To get to the heart of the matter, we believe that both the “updated” drivers license and military identification programs are going to have a positive effect on L-1’s results in 2008. Indeed, the company announced on June 27, a $5 million contract delivery for its HIIDE (Handheld Interagency Identity Detection Equipment), the company’s well regarded multi-modal biometric (iris-face-finger) handheld ID unit (customer not announced, but we assume it is the U.S. military), which we also assume will have follow-on orders. Company management has guided to $670 million of revenue in 2008 (all numbers are pro forma, assuming the acquisition of Digimarc on January 1, 2008), EBITDA of $110 million, and a backlog of $1 billion. Most recent analyst consensus GAAP estimates are for $0.15 in 2008 and $0.35 in 2009.
China Security & Surveillance. Finally, we would again mention China Security & Surveillance (CSR) as a perfect example of a company where Government programs are driving revenues, even within a country that is trying to slow its economy down (“China Security & Surveillance: Go-to-Market and Strategic Leadership in Security in China,” published June 26.) Although over half of the company’s revenues are in the commercial sector and subject to a planned slowdown in China, the percentage of growth from Government programs is growing rapidly.

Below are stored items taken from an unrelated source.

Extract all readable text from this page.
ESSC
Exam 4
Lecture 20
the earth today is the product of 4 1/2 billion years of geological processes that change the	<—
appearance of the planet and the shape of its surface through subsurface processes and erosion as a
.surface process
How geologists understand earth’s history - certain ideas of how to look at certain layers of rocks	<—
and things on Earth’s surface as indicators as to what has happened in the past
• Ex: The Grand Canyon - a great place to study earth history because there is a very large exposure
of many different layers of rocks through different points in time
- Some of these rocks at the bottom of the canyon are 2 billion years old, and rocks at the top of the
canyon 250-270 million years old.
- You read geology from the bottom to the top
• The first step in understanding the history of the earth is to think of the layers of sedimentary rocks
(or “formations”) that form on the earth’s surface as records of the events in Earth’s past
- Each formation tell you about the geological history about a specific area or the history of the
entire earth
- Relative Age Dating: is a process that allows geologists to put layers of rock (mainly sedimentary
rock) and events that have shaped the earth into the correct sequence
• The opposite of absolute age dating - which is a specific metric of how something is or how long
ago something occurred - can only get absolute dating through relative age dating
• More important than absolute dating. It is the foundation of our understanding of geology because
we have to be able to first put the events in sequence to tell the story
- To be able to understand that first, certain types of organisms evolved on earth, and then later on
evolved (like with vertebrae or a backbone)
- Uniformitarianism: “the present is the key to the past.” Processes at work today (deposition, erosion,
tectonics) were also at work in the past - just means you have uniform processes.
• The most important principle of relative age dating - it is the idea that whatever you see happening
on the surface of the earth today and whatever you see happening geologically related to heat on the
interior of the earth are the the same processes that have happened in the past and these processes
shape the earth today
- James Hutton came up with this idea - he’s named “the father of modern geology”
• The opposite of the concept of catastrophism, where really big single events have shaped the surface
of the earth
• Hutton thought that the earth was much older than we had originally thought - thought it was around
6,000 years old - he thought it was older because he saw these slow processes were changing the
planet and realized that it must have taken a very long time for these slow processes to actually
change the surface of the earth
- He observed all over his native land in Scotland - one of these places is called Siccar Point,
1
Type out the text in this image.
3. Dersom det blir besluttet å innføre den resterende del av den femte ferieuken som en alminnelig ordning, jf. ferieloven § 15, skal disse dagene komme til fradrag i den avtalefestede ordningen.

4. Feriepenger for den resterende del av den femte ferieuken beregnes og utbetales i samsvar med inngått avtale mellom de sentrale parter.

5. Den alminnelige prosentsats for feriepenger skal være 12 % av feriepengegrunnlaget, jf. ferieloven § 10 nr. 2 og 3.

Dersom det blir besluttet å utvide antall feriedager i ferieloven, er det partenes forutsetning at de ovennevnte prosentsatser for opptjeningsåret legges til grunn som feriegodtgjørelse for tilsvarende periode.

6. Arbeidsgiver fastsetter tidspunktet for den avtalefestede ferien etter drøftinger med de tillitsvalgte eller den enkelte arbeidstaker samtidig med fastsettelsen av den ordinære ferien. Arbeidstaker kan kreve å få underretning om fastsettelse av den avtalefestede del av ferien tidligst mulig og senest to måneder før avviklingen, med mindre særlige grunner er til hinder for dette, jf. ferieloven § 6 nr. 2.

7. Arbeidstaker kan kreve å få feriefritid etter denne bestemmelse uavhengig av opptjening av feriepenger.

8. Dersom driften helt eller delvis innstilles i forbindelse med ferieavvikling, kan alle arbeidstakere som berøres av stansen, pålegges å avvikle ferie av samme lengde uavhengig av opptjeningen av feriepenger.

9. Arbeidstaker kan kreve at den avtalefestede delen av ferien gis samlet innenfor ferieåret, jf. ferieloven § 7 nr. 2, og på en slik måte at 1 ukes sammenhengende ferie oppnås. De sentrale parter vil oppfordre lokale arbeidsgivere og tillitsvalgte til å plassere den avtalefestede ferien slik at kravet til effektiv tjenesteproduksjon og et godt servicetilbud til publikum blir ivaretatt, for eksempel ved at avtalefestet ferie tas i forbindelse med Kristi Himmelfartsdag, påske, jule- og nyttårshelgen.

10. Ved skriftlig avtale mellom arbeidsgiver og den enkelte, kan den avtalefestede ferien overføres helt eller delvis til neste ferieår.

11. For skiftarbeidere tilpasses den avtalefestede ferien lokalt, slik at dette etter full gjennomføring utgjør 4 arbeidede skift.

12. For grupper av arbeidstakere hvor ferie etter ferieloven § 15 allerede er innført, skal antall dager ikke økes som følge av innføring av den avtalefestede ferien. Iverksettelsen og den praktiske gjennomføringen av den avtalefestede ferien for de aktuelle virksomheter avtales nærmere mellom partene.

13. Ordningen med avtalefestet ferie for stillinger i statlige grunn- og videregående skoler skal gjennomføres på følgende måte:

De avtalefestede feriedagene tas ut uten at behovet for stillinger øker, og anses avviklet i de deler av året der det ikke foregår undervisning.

While the company has won large contracts in the cities of Yinchaun, Jining and Qungzhou City, our sources believe there will be a series of $10+ million-sized contracts coming over the course of 2008 into 2009 which will be more typical of the types of contracts to be won. The company just won its first two projects in Beijing, and we believe that government projects, once scaled up and proven out will lead to more commercial projects as well.
Disclosure: The author has a position in L-1 Identity Solutions and ICx Technologies, and is considering taking a position in China Security & Surveillance.